Mentre Le grandi città (e le complessità dei loro problemi) sono al centro della contesa fra i candidati, il confronto tende invece ad appiattirsi semplificandosi per luoghi comuni, complice un’informazione generalista capace di riconoscersi esclusivamente intorno al lancio cubitale di slogan stereotipati.

Intorno alle città e ai suoi reali bisogni il confronto si anima di una contesa politica in cui prevale, l’ esclusiva necessità degli schieramenti, di accreditare una mera posizione di forza sullo scenario della politica nazionale.

Anche in questo caso, così come già successo in passato, il confronto culturale fra i candidati non pare nutrirsi di quel necessario apporto critico, o di visioni politiche e contenuti capaci di orientare la contesa in maniera profonda, sostanziale a beneficio effettivo dei cittadini.

In questa prima fase della campagna elettorale dei nuovi sindaci (in attesa che maturino le contese di Roma e Napoli), Milano e Torino sembrano offrire primi spunti di riflessione.

A Milano, Beppe Sala deve necessariamente intestare il proprio programma con l’esaltazione delle ricadute dei risultati dell’Expo. Mentre a Torino, Piero Fassino, accende le macchine del vento sulla ricostruzione trionfale intorno alle ricadute post – olimpiche .

Proprio a Torino si impone, con ogni mezzo, un primo racconto, positivo e ottimista di una città che negli ultimi vent’anni, grazie anche ad una continuità amministrativa, forse unica nel Paese, e il progressivo consolidarsi di una classe dirigente pressoché incontendibile, è diventata più bella, seduttiva e per questo turistica, pronta e attrezzata per affrontare il suo destino.

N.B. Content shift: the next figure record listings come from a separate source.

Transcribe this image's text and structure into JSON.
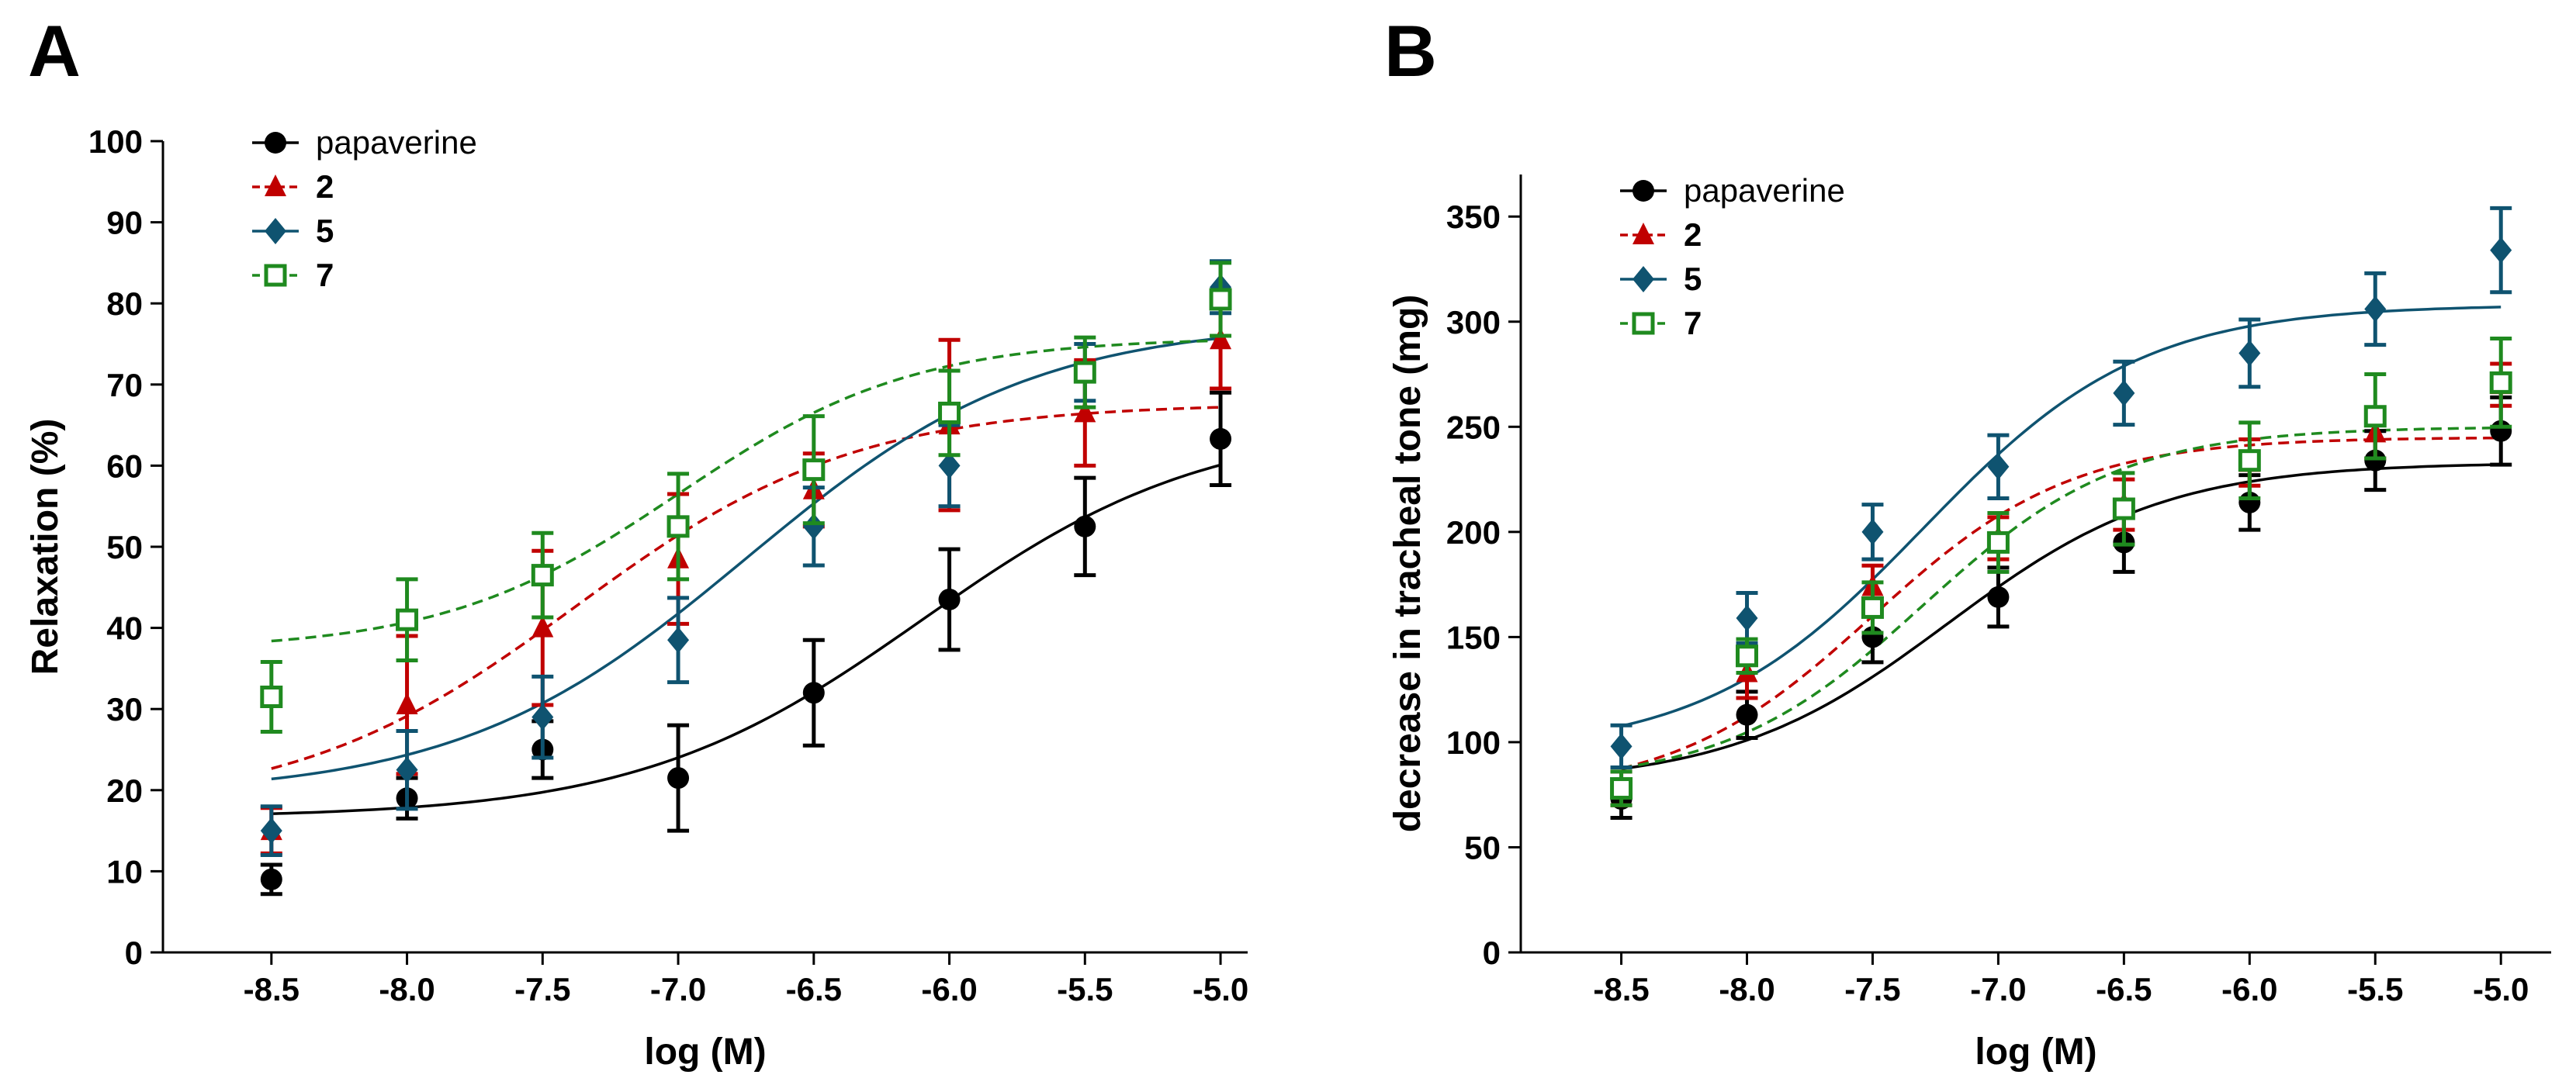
{
  "colors": {
    "papaverine": "#000000",
    "c2": "#c00000",
    "c5": "#0f5370",
    "c7": "#1f8a1f"
  },
  "chart_data": [
    {
      "type": "line",
      "panel_label": "A",
      "xlabel": "log (M)",
      "ylabel": "Relaxation (%)",
      "xlim": [
        -8.9,
        -4.9
      ],
      "ylim": [
        0,
        100
      ],
      "x_ticks": [
        -8.5,
        -8.0,
        -7.5,
        -7.0,
        -6.5,
        -6.0,
        -5.5,
        -5.0
      ],
      "x_tick_labels": [
        "-8.5",
        "-8.0",
        "-7.5",
        "-7.0",
        "-6.5",
        "-6.0",
        "-5.5",
        "-5.0"
      ],
      "y_ticks": [
        0,
        10,
        20,
        30,
        40,
        50,
        60,
        70,
        80,
        90,
        100
      ],
      "y_tick_labels": [
        "0",
        "10",
        "20",
        "30",
        "40",
        "50",
        "60",
        "70",
        "80",
        "90",
        "100"
      ],
      "legend_position": "top-left",
      "x": [
        -8.5,
        -8.0,
        -7.5,
        -7.0,
        -6.5,
        -6.0,
        -5.5,
        -5.0
      ],
      "series": [
        {
          "name": "papaverine",
          "color_key": "papaverine",
          "marker": "circle",
          "dashed": false,
          "values": [
            9,
            19,
            25,
            21.5,
            32,
            43.5,
            52.5,
            63.3
          ],
          "errors": [
            1.8,
            2.5,
            3.5,
            6.5,
            6.5,
            6.2,
            6,
            5.7
          ],
          "fit": {
            "bottom": 16.6,
            "top": 65.4,
            "logEC50": -6.1,
            "hill": 0.83
          }
        },
        {
          "name": "2",
          "color_key": "c2",
          "marker": "triangle",
          "dashed": true,
          "values": [
            15,
            30.5,
            40,
            48.5,
            57,
            65,
            66.5,
            75.5
          ],
          "errors": [
            2.8,
            8.5,
            9.5,
            8,
            4.5,
            10.5,
            6.5,
            6
          ],
          "fit": {
            "bottom": 17.5,
            "top": 67.7,
            "logEC50": -7.38,
            "hill": 0.84
          }
        },
        {
          "name": "5",
          "color_key": "c5",
          "marker": "diamond",
          "dashed": false,
          "values": [
            15,
            22.5,
            29,
            38.5,
            52.5,
            60,
            71.5,
            82
          ],
          "errors": [
            3,
            4.8,
            5,
            5.2,
            4.8,
            5,
            3.5,
            3.2
          ],
          "fit": {
            "bottom": 19.3,
            "top": 77.8,
            "logEC50": -6.75,
            "hill": 0.82
          }
        },
        {
          "name": "7",
          "color_key": "c7",
          "marker": "square",
          "dashed": true,
          "values": [
            31.5,
            41,
            46.5,
            52.5,
            59.5,
            66.5,
            71.5,
            80.5
          ],
          "errors": [
            4.3,
            5,
            5.2,
            6.5,
            6.6,
            5.2,
            4.3,
            4.5
          ],
          "fit": {
            "bottom": 37.2,
            "top": 75.8,
            "logEC50": -7.0,
            "hill": 1.0
          }
        }
      ]
    },
    {
      "type": "line",
      "panel_label": "B",
      "xlabel": "log (M)",
      "ylabel": "decrease in tracheal tone (mg)",
      "xlim": [
        -8.9,
        -4.8
      ],
      "ylim": [
        0,
        370
      ],
      "x_ticks": [
        -8.5,
        -8.0,
        -7.5,
        -7.0,
        -6.5,
        -6.0,
        -5.5,
        -5.0
      ],
      "x_tick_labels": [
        "-8.5",
        "-8.0",
        "-7.5",
        "-7.0",
        "-6.5",
        "-6.0",
        "-5.5",
        "-5.0"
      ],
      "y_ticks": [
        0,
        50,
        100,
        150,
        200,
        250,
        300,
        350
      ],
      "y_tick_labels": [
        "0",
        "50",
        "100",
        "150",
        "200",
        "250",
        "300",
        "350"
      ],
      "legend_position": "top-left",
      "x": [
        -8.5,
        -8.0,
        -7.5,
        -7.0,
        -6.5,
        -6.0,
        -5.5,
        -5.0
      ],
      "series": [
        {
          "name": "papaverine",
          "color_key": "papaverine",
          "marker": "circle",
          "dashed": false,
          "values": [
            73,
            113,
            150,
            169,
            195,
            214,
            234,
            248
          ],
          "errors": [
            9,
            11,
            12,
            14,
            14,
            13,
            14,
            16
          ],
          "fit": {
            "bottom": 80,
            "top": 233,
            "logEC50": -7.2,
            "hill": 1.0
          }
        },
        {
          "name": "2",
          "color_key": "c2",
          "marker": "triangle",
          "dashed": true,
          "values": [
            78,
            133,
            174,
            197,
            213,
            233,
            247,
            270
          ],
          "errors": [
            8,
            12,
            10,
            10,
            12,
            11,
            12,
            10
          ],
          "fit": {
            "bottom": 75,
            "top": 245,
            "logEC50": -7.5,
            "hill": 1.1
          }
        },
        {
          "name": "5",
          "color_key": "c5",
          "marker": "diamond",
          "dashed": false,
          "values": [
            98,
            159,
            200,
            231,
            266,
            285,
            306,
            334
          ],
          "errors": [
            10,
            12,
            13,
            15,
            15,
            16,
            17,
            20
          ],
          "fit": {
            "bottom": 95,
            "top": 308,
            "logEC50": -7.3,
            "hill": 1.0
          }
        },
        {
          "name": "7",
          "color_key": "c7",
          "marker": "square",
          "dashed": true,
          "values": [
            78,
            141,
            164,
            195,
            211,
            234,
            255,
            271
          ],
          "errors": [
            8,
            8,
            12,
            14,
            17,
            18,
            20,
            21
          ],
          "fit": {
            "bottom": 80,
            "top": 250,
            "logEC50": -7.3,
            "hill": 1.1
          }
        }
      ]
    }
  ]
}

E guai se altre voci provano a raccontare ciò che camminando per le strade vedono e incontrano tutti, ogni giorno: una città, che se si esclude il suo centro aulico, permane generica, per nulla seducente, povera per non dire poverissima. Ma questo, il secondo racconto, il lato grigio delle cose, nessuno vuole ascoltarlo, in fondo che noia questi brontoli e gufi. Meglio festeggiare per i vent’anni del piano Regolatore, oppure lavare Neve e Gliz con il compressore e inventarsi la notte bianca dei dieci anni dalle Olimpiadi. Meglio? Utile? Viene da chiedersi a chi?

Ma anche più grave è la totale assenza nel dibattito di voci provenienti dal mondo accademico, anche non autorevoli, punti di vista diversi, spunti di discussione. Così mentre “il viaggio continua”, a margine della strada c’è chi osserva silente, ma con cinico disicanto. Faticoso, quasi impossibile trovare reali occasioni di confronto pubblico, ormai terreno scontato della manipolazione.

Ecco, le città, tutte le città avrebbero bisogno di un terzo racconto, sano, oggettivo, fondato su dati precisi, da leggere e interpretare in modo critico e costruttivo, per il bene di tutti, secondo scienza e coscienza. L’interpretazione della geografia sociale – prima ancora che fisica – proprio di quei margini, frontiere possibili di opportunità, richiede il contributo in dialogo di competenze diverse e specifiche provenienti da tutto il repertorio delle scienze. Di queste competenze, ciascuna portatrice di strumenti interpretativi diversi, andrebbero rafforzati gli Uffici di Urbanistica di tutte le nostre grandi città.

Purtroppo, pensare che le future politiche urbane possano nutrirsi di una stagione di coraggiose sperimentazioni, rivolte ad una ricostruzione delle condizioni di sostenibilità ambientale del paesaggio, non sembra davvero una convinzione in cui si possa confidare.

Quando oggi è già difficile pensare che della grande città, possa essere pronunciabile (e accolto) un racconto terzo di sé.